Transcript quantification

Oarfish

Output files
  • transcript_quantification/oarfish/
    • *.quant.gz: a tab separated file listing the quantified targets, as well as information about their length and other metadata. The num_reads column provides the estimate of the number of reads originating from each target.
    • *.meta_info.json: a JSON format file containing information about relevant parameters with which oarfish was run, and other relevant inforamtion from the processed sample apart from the actual transcript quantifications.

oarfish is a program for quantifying transcript-level expression from long-read (i.e. Oxford nanopore cDNA and direct RNA and PacBio) sequencing technologies. oarfish requires a sample of sequencing reads aligned to the transcriptome (currently not to the genome). It handles multi-mapping reads through the use of probabilistic allocation via an expectation-maximization (EM) algorithm.

MultiQC

MultiQC is a visualization tool that generates a single HTML report summarising all samples in your project. Most of the pipeline QC results are visualised in the report and further statistics are available in the report data directory.
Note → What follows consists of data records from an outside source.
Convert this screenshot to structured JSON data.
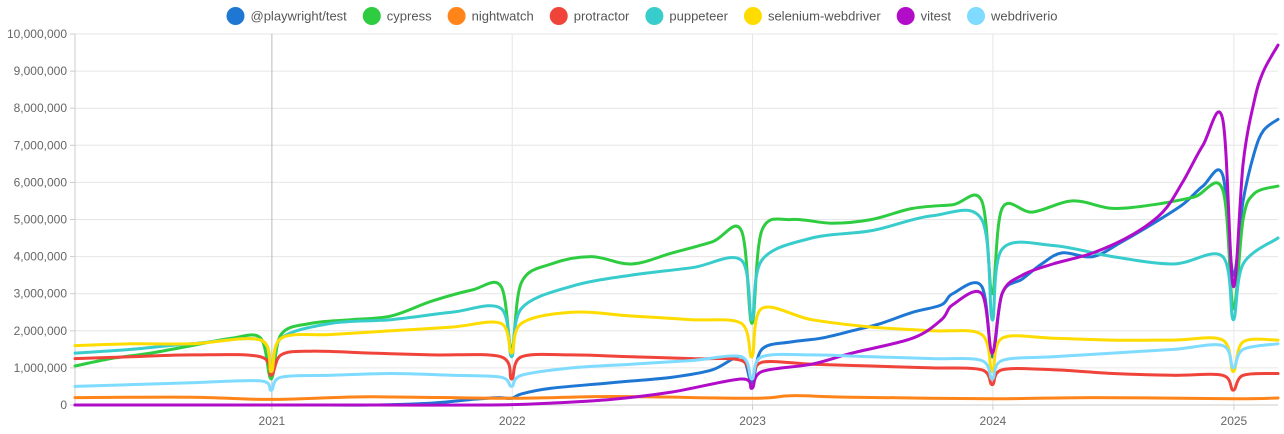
{
  "chart_data": {
    "type": "line",
    "title": "",
    "xlabel": "",
    "ylabel": "",
    "ylim": [
      0,
      10000000
    ],
    "y_ticks": [
      0,
      1000000,
      2000000,
      3000000,
      4000000,
      5000000,
      6000000,
      7000000,
      8000000,
      9000000,
      10000000
    ],
    "y_tick_labels": [
      "0",
      "1,000,000",
      "2,000,000",
      "3,000,000",
      "4,000,000",
      "5,000,000",
      "6,000,000",
      "7,000,000",
      "8,000,000",
      "9,000,000",
      "10,000,000"
    ],
    "x_ticks": [
      "2021-01-01",
      "2022-01-01",
      "2023-01-01",
      "2024-01-01",
      "2025-01-01"
    ],
    "x_tick_labels": [
      "2021",
      "2022",
      "2023",
      "2024",
      "2025"
    ],
    "xlim": [
      "2020-03-08",
      "2025-03-09"
    ],
    "grid": true,
    "legend_position": "top",
    "series": [
      {
        "name": "@playwright/test",
        "color": "#1F77D4",
        "x": [
          "2020-03-08",
          "2020-06-01",
          "2020-09-01",
          "2020-12-01",
          "2021-01-01",
          "2021-03-01",
          "2021-06-01",
          "2021-09-01",
          "2021-11-01",
          "2021-12-10",
          "2021-12-31",
          "2022-01-15",
          "2022-03-01",
          "2022-06-01",
          "2022-09-01",
          "2022-11-01",
          "2022-12-15",
          "2022-12-31",
          "2023-01-15",
          "2023-03-01",
          "2023-04-15",
          "2023-06-01",
          "2023-07-15",
          "2023-09-01",
          "2023-10-15",
          "2023-11-01",
          "2023-12-15",
          "2023-12-31",
          "2024-01-15",
          "2024-02-15",
          "2024-03-15",
          "2024-04-15",
          "2024-06-01",
          "2024-07-15",
          "2024-09-01",
          "2024-10-15",
          "2024-11-15",
          "2024-12-15",
          "2024-12-31",
          "2025-01-15",
          "2025-02-01",
          "2025-02-15",
          "2025-03-09"
        ],
        "values": [
          0,
          0,
          0,
          0,
          0,
          0,
          0,
          50000,
          150000,
          200000,
          180000,
          300000,
          450000,
          600000,
          750000,
          950000,
          1300000,
          600000,
          1500000,
          1700000,
          1800000,
          2000000,
          2200000,
          2500000,
          2700000,
          3000000,
          3200000,
          1300000,
          3000000,
          3400000,
          3800000,
          4100000,
          4000000,
          4400000,
          4900000,
          5400000,
          5900000,
          6200000,
          3500000,
          5500000,
          6800000,
          7400000,
          7700000
        ]
      },
      {
        "name": "cypress",
        "color": "#2ECC40",
        "x": [
          "2020-03-08",
          "2020-05-01",
          "2020-07-01",
          "2020-09-01",
          "2020-11-01",
          "2020-12-15",
          "2020-12-31",
          "2021-01-15",
          "2021-03-01",
          "2021-05-01",
          "2021-07-01",
          "2021-09-01",
          "2021-11-01",
          "2021-12-15",
          "2021-12-31",
          "2022-01-15",
          "2022-03-01",
          "2022-05-01",
          "2022-07-01",
          "2022-09-01",
          "2022-11-01",
          "2022-12-15",
          "2022-12-31",
          "2023-01-15",
          "2023-03-01",
          "2023-05-01",
          "2023-07-01",
          "2023-09-01",
          "2023-11-01",
          "2023-12-15",
          "2023-12-31",
          "2024-01-15",
          "2024-03-01",
          "2024-05-01",
          "2024-07-01",
          "2024-09-01",
          "2024-11-01",
          "2024-12-15",
          "2024-12-31",
          "2025-01-15",
          "2025-02-01",
          "2025-03-09"
        ],
        "values": [
          1050000,
          1250000,
          1400000,
          1600000,
          1800000,
          1800000,
          700000,
          1900000,
          2200000,
          2300000,
          2400000,
          2800000,
          3100000,
          3200000,
          1500000,
          3300000,
          3800000,
          4000000,
          3800000,
          4100000,
          4400000,
          4700000,
          2200000,
          4700000,
          5000000,
          4900000,
          5000000,
          5300000,
          5400000,
          5500000,
          3000000,
          5300000,
          5200000,
          5500000,
          5300000,
          5400000,
          5600000,
          5800000,
          2600000,
          5000000,
          5700000,
          5900000
        ]
      },
      {
        "name": "nightwatch",
        "color": "#FF851B",
        "x": [
          "2020-03-08",
          "2020-09-01",
          "2020-12-31",
          "2021-06-01",
          "2021-12-31",
          "2022-06-01",
          "2022-12-31",
          "2023-03-01",
          "2023-06-01",
          "2023-12-31",
          "2024-06-01",
          "2024-12-31",
          "2025-03-09"
        ],
        "values": [
          200000,
          210000,
          150000,
          220000,
          180000,
          230000,
          180000,
          250000,
          210000,
          170000,
          200000,
          170000,
          190000
        ]
      },
      {
        "name": "protractor",
        "color": "#F0433A",
        "x": [
          "2020-03-08",
          "2020-06-01",
          "2020-09-01",
          "2020-12-15",
          "2020-12-31",
          "2021-01-15",
          "2021-03-01",
          "2021-06-01",
          "2021-09-01",
          "2021-12-15",
          "2021-12-31",
          "2022-01-15",
          "2022-04-01",
          "2022-07-01",
          "2022-10-01",
          "2022-12-15",
          "2022-12-31",
          "2023-01-15",
          "2023-04-01",
          "2023-07-01",
          "2023-10-01",
          "2023-12-15",
          "2023-12-31",
          "2024-01-15",
          "2024-04-01",
          "2024-07-01",
          "2024-10-01",
          "2024-12-15",
          "2024-12-31",
          "2025-01-15",
          "2025-03-09"
        ],
        "values": [
          1250000,
          1300000,
          1350000,
          1300000,
          800000,
          1350000,
          1450000,
          1400000,
          1350000,
          1300000,
          700000,
          1300000,
          1350000,
          1300000,
          1250000,
          1200000,
          700000,
          1150000,
          1100000,
          1050000,
          1000000,
          950000,
          550000,
          950000,
          950000,
          850000,
          800000,
          800000,
          400000,
          800000,
          850000
        ]
      },
      {
        "name": "puppeteer",
        "color": "#39CCCC",
        "x": [
          "2020-03-08",
          "2020-06-01",
          "2020-09-01",
          "2020-12-15",
          "2020-12-31",
          "2021-01-15",
          "2021-04-01",
          "2021-07-01",
          "2021-10-01",
          "2021-12-15",
          "2021-12-31",
          "2022-01-15",
          "2022-04-01",
          "2022-07-01",
          "2022-10-01",
          "2022-12-15",
          "2022-12-31",
          "2023-01-15",
          "2023-04-01",
          "2023-07-01",
          "2023-10-01",
          "2023-12-15",
          "2023-12-31",
          "2024-01-15",
          "2024-04-01",
          "2024-07-01",
          "2024-10-01",
          "2024-12-15",
          "2024-12-31",
          "2025-01-15",
          "2025-03-09"
        ],
        "values": [
          1400000,
          1500000,
          1650000,
          1750000,
          900000,
          1800000,
          2200000,
          2300000,
          2500000,
          2600000,
          1300000,
          2600000,
          3200000,
          3500000,
          3700000,
          3900000,
          2300000,
          3900000,
          4500000,
          4700000,
          5100000,
          5000000,
          2300000,
          4200000,
          4300000,
          4000000,
          3800000,
          4000000,
          2300000,
          3800000,
          4500000
        ]
      },
      {
        "name": "selenium-webdriver",
        "color": "#FFDC00",
        "x": [
          "2020-03-08",
          "2020-06-01",
          "2020-09-01",
          "2020-12-15",
          "2020-12-31",
          "2021-01-15",
          "2021-04-01",
          "2021-07-01",
          "2021-10-01",
          "2021-12-15",
          "2021-12-31",
          "2022-01-15",
          "2022-04-01",
          "2022-07-01",
          "2022-10-01",
          "2022-12-15",
          "2022-12-31",
          "2023-01-15",
          "2023-04-01",
          "2023-07-01",
          "2023-10-01",
          "2023-12-15",
          "2023-12-31",
          "2024-01-15",
          "2024-04-01",
          "2024-07-01",
          "2024-10-01",
          "2024-12-15",
          "2024-12-31",
          "2025-01-15",
          "2025-03-09"
        ],
        "values": [
          1600000,
          1650000,
          1650000,
          1750000,
          900000,
          1800000,
          1900000,
          2000000,
          2100000,
          2200000,
          1400000,
          2200000,
          2500000,
          2400000,
          2300000,
          2200000,
          1300000,
          2600000,
          2300000,
          2100000,
          2000000,
          1900000,
          900000,
          1800000,
          1800000,
          1750000,
          1750000,
          1750000,
          900000,
          1700000,
          1750000
        ]
      },
      {
        "name": "vitest",
        "color": "#B10DC9",
        "x": [
          "2020-03-08",
          "2021-01-01",
          "2021-06-01",
          "2021-12-01",
          "2022-03-01",
          "2022-06-01",
          "2022-09-01",
          "2022-12-15",
          "2022-12-31",
          "2023-01-15",
          "2023-04-01",
          "2023-06-01",
          "2023-09-01",
          "2023-10-15",
          "2023-11-01",
          "2023-12-15",
          "2023-12-31",
          "2024-01-15",
          "2024-02-15",
          "2024-04-01",
          "2024-06-01",
          "2024-08-01",
          "2024-09-15",
          "2024-10-15",
          "2024-11-15",
          "2024-12-15",
          "2024-12-31",
          "2025-01-15",
          "2025-02-01",
          "2025-02-15",
          "2025-03-09"
        ],
        "values": [
          0,
          0,
          0,
          0,
          50000,
          150000,
          350000,
          700000,
          450000,
          900000,
          1100000,
          1400000,
          1800000,
          2300000,
          2700000,
          3000000,
          1400000,
          3000000,
          3500000,
          3800000,
          4100000,
          4600000,
          5200000,
          6000000,
          7000000,
          7700000,
          3200000,
          6500000,
          8200000,
          9000000,
          9700000
        ]
      },
      {
        "name": "webdriverio",
        "color": "#7FDBFF",
        "x": [
          "2020-03-08",
          "2020-06-01",
          "2020-09-01",
          "2020-12-15",
          "2020-12-31",
          "2021-01-15",
          "2021-04-01",
          "2021-07-01",
          "2021-10-01",
          "2021-12-15",
          "2021-12-31",
          "2022-01-15",
          "2022-04-01",
          "2022-07-01",
          "2022-10-01",
          "2022-12-15",
          "2022-12-31",
          "2023-01-15",
          "2023-04-01",
          "2023-07-01",
          "2023-10-01",
          "2023-12-15",
          "2023-12-31",
          "2024-01-15",
          "2024-04-01",
          "2024-07-01",
          "2024-10-01",
          "2024-12-15",
          "2024-12-31",
          "2025-01-15",
          "2025-03-09"
        ],
        "values": [
          500000,
          550000,
          600000,
          650000,
          400000,
          750000,
          800000,
          850000,
          800000,
          750000,
          500000,
          800000,
          1000000,
          1100000,
          1200000,
          1300000,
          700000,
          1300000,
          1350000,
          1300000,
          1250000,
          1200000,
          700000,
          1200000,
          1300000,
          1400000,
          1500000,
          1600000,
          1000000,
          1500000,
          1650000
        ]
      }
    ]
  }
}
Results generated by MultiQC collate pipeline QC from supported tools e.g. FastQC. The pipeline has special steps which also allow the software versions to be reported in the MultiQC output for future traceability. For more information about how to use MultiQC reports, see http://multiqc.info.

Pipeline information

Output files
  • pipeline_info/
    • Reports generated by Nextflow: execution_report.html, execution_timeline.html, execution_trace.txt and pipeline_dag.dot/pipeline_dag.svg.
    • Reports generated by the pipeline: pipeline_report.html, pipeline_report.txt and software_versions.yml. The pipeline_report* files will only be present if the --email / --email_on_fail parameter's are used when running the pipeline.
    • Reformatted samplesheet files used as input to the pipeline: samplesheet.valid.csv.
    • Parameters used by the pipeline run: params.json.

Nextflow provides excellent functionality for generating various reports relevant to the running and execution of the pipeline. This will allow you to troubleshoot errors with the running of the pipeline, and also provide you with other information such as launch commands, run times and resource usage.